I do not even believe we have seen the bottom of oil yet. There is simply no evidence to support a sharp demand and price reversal from current levels. The exception to the rule would be a massive blowout in the US dollar. The old adadge was "stronger for longer" it is now ""lower for longer".
Oil has been getting increasingly harder to find since cavemen slicked their hair back with it. The world will have to adjust to what can be found and produced. But,what OPEC is doing now has nothing to do with peak oil. Peak greed is what it is.
Don´t forget that oil prices are set by speculators and not by oil users, which is a totally stupid system (unless you are a speculator!!).
..
The historical inflation adjusted price of oil going back to the mid 1800's is roughly $30/bbl. Prior to '08 the price approached or exceeded $100/bbl on an annual basis only twice. Why is today's market any different?
The price will gyrate around the incremental barrel as it has in the past. When the incremental barrel is scarce the price will go up when its in abundance the price will go down. Econ 101.
The rationing mechanism of price is truly a powerful force.

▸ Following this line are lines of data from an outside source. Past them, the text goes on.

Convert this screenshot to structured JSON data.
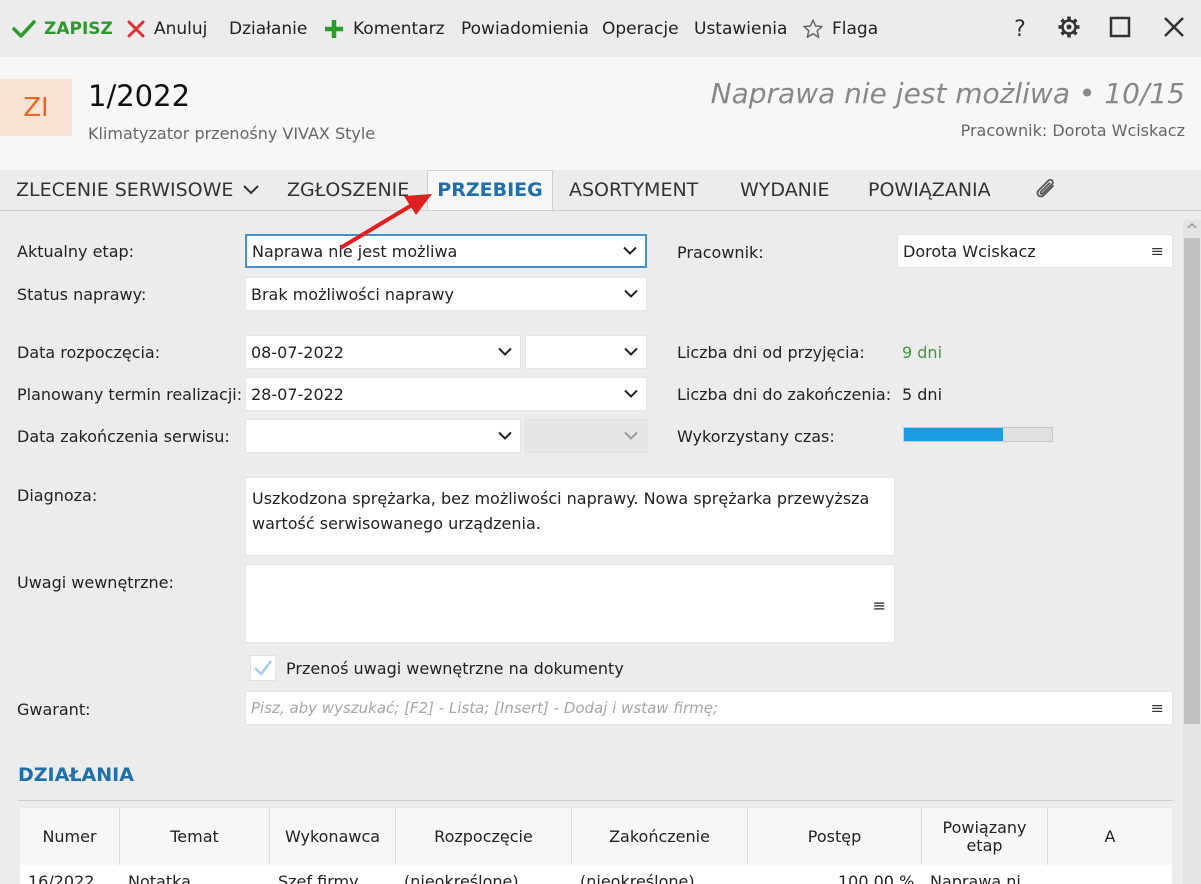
{
  "toolbar": {
    "save_label": "ZAPISZ",
    "cancel_label": "Anuluj",
    "action_label": "Działanie",
    "comment_label": "Komentarz",
    "notifications_label": "Powiadomienia",
    "operations_label": "Operacje",
    "settings_label": "Ustawienia",
    "flag_label": "Flaga",
    "help_label": "?"
  },
  "header": {
    "avatar_text": "ZI",
    "doc_number": "1/2022",
    "doc_subtitle": "Klimatyzator przenośny VIVAX Style",
    "status_text": "Naprawa nie jest możliwa • 10/15",
    "worker_text": "Pracownik: Dorota Wciskacz"
  },
  "tabs": {
    "service_order": "ZLECENIE SERWISOWE",
    "report": "ZGŁOSZENIE",
    "progress": "PRZEBIEG",
    "assortment": "ASORTYMENT",
    "issue": "WYDANIE",
    "relations": "POWIĄZANIA"
  },
  "form": {
    "current_stage_label": "Aktualny etap:",
    "current_stage_value": "Naprawa nie jest możliwa",
    "repair_status_label": "Status naprawy:",
    "repair_status_value": "Brak możliwości naprawy",
    "start_date_label": "Data rozpoczęcia:",
    "start_date_value": "08-07-2022",
    "planned_date_label": "Planowany termin realizacji:",
    "planned_date_value": "28-07-2022",
    "end_date_label": "Data zakończenia serwisu:",
    "end_date_value": "",
    "worker_label": "Pracownik:",
    "worker_value": "Dorota Wciskacz",
    "days_since_label": "Liczba dni od przyjęcia:",
    "days_since_value": "9 dni",
    "days_to_end_label": "Liczba dni do zakończenia:",
    "days_to_end_value": "5 dni",
    "time_used_label": "Wykorzystany czas:",
    "time_used_fraction": 0.67,
    "diagnosis_label": "Diagnoza:",
    "diagnosis_value": "Uszkodzona sprężarka, bez możliwości naprawy. Nowa sprężarka przewyższa wartość serwisowanego urządzenia.",
    "internal_notes_label": "Uwagi wewnętrzne:",
    "internal_notes_value": "",
    "transfer_notes_label": "Przenoś uwagi wewnętrzne na dokumenty",
    "transfer_notes_checked": true,
    "guarantor_label": "Gwarant:",
    "guarantor_placeholder": "Pisz, aby wyszukać; [F2] - Lista; [Insert] - Dodaj i wstaw firmę;"
  },
  "actions": {
    "title": "DZIAŁANIA",
    "columns": [
      "Numer",
      "Temat",
      "Wykonawca",
      "Rozpoczęcie",
      "Zakończenie",
      "Postęp",
      "Powiązany etap",
      "A"
    ],
    "rows": [
      [
        "16/2022",
        "Notatka",
        "Szef firmy",
        "(nieokreślone)",
        "(nieokreślone)",
        "100,00 %",
        "Naprawa ni",
        ""
      ]
    ]
  },
  "colors": {
    "accent": "#1f6fa8",
    "save_green": "#2e9a2e",
    "cancel_red": "#e03030",
    "progress_blue": "#1b9be0",
    "days_green": "#3a9a3a",
    "annotation_arrow": "#e02020"
  },
  "icons": {
    "save": "check-icon",
    "cancel": "x-icon",
    "comment": "plus-icon",
    "flag": "star-icon",
    "help": "question-icon",
    "settings": "gear-icon",
    "maximize": "square-icon",
    "close": "close-icon",
    "attachment": "paperclip-icon"
  }
}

There is nothing new here.
1. the increasing worldwide demand for energy, China and India, especially
(many Americans fail to see we are not the only major player anymore)
2. the sharply increasing cost of producing new oil fields whether onshore or off
3. attempts by producers to control price
4. lack of capital to fund the E & P for future production
5. ramping up of alternative energy sources
(China is going to spend 70 Billion on wind energy alone in the next few years.)
The bottom line is that we are bankrupting ourselves buying foreign oil and as Simmons states, we need to break our addiction to oil.